Trump immer unbeliebter

Schluss mit Durchregieren: Republikaner begehren auf gegen Präsident Trump

Bild aus besseren Tagen: Präsident Trump und die Abgeordnete Marjorie Taylor Greene im vorigen Wahlkampf.
© AFP/Nouvelage

Monatelang konnte US-Präsident Donald Trump in Washington schalten und walten, wie er wollte. Früher als erwartet ist es damit nun vorbei. Viele Republikaner fürchten eine Wahlniederlage 2026 und begehren auf.

Es war ein politischer Paukenschlag: Die US-Abgeordnete Marjorie Taylor Greene kündigte an, ihr Mandat vorzeitig zurückzulegen. Die rechte Verschwörungstheoretikerin war eine Wortführerin der MAGA-Bewegung (Make America Great Again) von Präsident Donald Trump. Jetzt wirft sie ihm u.a. vor, durch Klüngeln mit Eliten die Bewegung zu verraten. Und Trump bezeichnete seine einstige Verbündete als „durchgeknallt“.
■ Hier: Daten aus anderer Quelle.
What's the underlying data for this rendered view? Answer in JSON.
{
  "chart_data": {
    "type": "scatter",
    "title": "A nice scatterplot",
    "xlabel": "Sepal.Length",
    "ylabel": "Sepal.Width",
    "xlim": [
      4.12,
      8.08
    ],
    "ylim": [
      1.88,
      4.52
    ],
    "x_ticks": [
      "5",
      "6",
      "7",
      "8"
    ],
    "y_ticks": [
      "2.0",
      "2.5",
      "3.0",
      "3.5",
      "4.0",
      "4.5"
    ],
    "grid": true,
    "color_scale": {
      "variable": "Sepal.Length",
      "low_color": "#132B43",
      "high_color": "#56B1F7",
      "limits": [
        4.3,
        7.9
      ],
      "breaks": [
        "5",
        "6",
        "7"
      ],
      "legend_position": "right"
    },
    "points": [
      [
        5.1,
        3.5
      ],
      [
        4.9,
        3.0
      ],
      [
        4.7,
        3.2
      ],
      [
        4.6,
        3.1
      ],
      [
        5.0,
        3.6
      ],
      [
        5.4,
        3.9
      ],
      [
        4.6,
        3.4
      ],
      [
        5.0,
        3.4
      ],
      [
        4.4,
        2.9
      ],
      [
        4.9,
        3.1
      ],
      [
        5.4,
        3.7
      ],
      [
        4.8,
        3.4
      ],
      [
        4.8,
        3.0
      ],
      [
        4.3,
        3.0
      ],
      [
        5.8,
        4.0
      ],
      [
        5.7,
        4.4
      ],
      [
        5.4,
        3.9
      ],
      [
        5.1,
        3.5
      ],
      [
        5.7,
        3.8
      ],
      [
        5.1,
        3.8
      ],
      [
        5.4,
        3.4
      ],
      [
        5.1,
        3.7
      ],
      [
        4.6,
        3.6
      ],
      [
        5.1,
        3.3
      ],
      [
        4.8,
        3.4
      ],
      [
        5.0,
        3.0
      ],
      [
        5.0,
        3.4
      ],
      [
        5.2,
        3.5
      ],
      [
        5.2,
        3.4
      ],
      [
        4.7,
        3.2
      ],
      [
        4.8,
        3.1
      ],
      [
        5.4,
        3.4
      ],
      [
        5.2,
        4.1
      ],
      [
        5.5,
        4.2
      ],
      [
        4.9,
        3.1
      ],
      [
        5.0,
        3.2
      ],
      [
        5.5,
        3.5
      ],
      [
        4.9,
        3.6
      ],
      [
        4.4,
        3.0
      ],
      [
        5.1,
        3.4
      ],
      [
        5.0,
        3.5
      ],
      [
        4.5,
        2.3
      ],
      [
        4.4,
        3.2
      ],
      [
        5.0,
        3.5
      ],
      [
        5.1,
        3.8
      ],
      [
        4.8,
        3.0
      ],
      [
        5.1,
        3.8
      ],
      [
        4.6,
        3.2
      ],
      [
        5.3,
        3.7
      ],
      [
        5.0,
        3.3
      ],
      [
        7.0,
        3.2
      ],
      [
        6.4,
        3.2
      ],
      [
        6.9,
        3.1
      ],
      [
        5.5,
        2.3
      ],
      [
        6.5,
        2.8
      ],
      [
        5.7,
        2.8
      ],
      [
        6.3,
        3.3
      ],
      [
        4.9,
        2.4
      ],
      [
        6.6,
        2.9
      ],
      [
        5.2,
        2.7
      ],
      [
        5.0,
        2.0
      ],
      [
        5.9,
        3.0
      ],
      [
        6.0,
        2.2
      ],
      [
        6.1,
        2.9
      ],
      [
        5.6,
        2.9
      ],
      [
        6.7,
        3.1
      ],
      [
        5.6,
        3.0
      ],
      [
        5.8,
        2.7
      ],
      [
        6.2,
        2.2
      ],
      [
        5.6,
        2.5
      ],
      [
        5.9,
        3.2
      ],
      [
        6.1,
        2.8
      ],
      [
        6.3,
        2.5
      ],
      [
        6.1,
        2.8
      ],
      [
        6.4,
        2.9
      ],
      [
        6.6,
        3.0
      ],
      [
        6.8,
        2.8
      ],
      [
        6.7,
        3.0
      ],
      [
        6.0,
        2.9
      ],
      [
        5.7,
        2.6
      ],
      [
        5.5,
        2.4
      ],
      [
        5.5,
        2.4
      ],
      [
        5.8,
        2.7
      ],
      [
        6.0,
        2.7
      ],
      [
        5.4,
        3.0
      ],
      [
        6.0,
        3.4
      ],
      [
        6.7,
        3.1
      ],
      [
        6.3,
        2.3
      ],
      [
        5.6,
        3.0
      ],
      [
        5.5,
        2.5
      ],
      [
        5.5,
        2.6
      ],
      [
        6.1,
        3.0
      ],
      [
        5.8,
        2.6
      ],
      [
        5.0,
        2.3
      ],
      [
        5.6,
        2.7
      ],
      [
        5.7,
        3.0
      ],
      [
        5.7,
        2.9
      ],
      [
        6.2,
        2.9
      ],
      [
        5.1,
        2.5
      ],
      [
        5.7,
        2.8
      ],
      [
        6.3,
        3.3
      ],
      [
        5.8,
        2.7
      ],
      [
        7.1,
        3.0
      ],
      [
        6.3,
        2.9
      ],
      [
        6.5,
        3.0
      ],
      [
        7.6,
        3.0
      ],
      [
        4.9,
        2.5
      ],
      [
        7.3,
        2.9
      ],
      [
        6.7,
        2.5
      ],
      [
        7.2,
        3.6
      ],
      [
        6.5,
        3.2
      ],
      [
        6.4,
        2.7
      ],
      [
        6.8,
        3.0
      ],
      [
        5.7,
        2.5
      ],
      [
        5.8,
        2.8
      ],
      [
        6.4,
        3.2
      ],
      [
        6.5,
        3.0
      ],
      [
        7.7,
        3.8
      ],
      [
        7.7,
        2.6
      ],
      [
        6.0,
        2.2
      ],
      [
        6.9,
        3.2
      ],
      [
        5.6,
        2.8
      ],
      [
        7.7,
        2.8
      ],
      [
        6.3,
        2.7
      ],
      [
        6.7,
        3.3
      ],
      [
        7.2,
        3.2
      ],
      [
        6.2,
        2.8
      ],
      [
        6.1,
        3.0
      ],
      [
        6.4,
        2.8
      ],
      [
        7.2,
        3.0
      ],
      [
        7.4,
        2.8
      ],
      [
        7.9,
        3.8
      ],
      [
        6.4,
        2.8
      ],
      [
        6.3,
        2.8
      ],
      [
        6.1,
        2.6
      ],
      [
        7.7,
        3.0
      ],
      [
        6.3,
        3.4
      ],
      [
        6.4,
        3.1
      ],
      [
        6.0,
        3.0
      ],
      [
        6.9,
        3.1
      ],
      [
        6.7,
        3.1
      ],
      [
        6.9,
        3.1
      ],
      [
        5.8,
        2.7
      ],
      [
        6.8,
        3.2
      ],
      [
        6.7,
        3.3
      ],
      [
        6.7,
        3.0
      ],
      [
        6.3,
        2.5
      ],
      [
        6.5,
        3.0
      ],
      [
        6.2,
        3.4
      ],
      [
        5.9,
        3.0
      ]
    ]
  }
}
Das Zerwürfnis erhielt auch deshalb so viel Aufmerksamkeit, weil es beispielhaft steht für einen Trend, der spätestens mit den Wahlniederlagen der Republikaner vor drei Wochen eingesetzt hat: Trumps Kontrolle über die Partei und über deren Mehrheiten im Kongress hat zu bröckeln begonnen.

Freigabe der Epstein-Akten

Weitere Beispiele: Gegen den Widerstand des Weißen Hauses stimmten die Republikaner für die Freigabe der Epstein-Akten. Im Shutdown-Streit hatten sie sich geweigert, den Demokraten ihre Blockademöglichkeit zu nehmen, wie von Trump verlangt. Und mehrere Bundesstaaten verweigerten den von Trump geforderten Neuzuschnitt der Wahlbezirke.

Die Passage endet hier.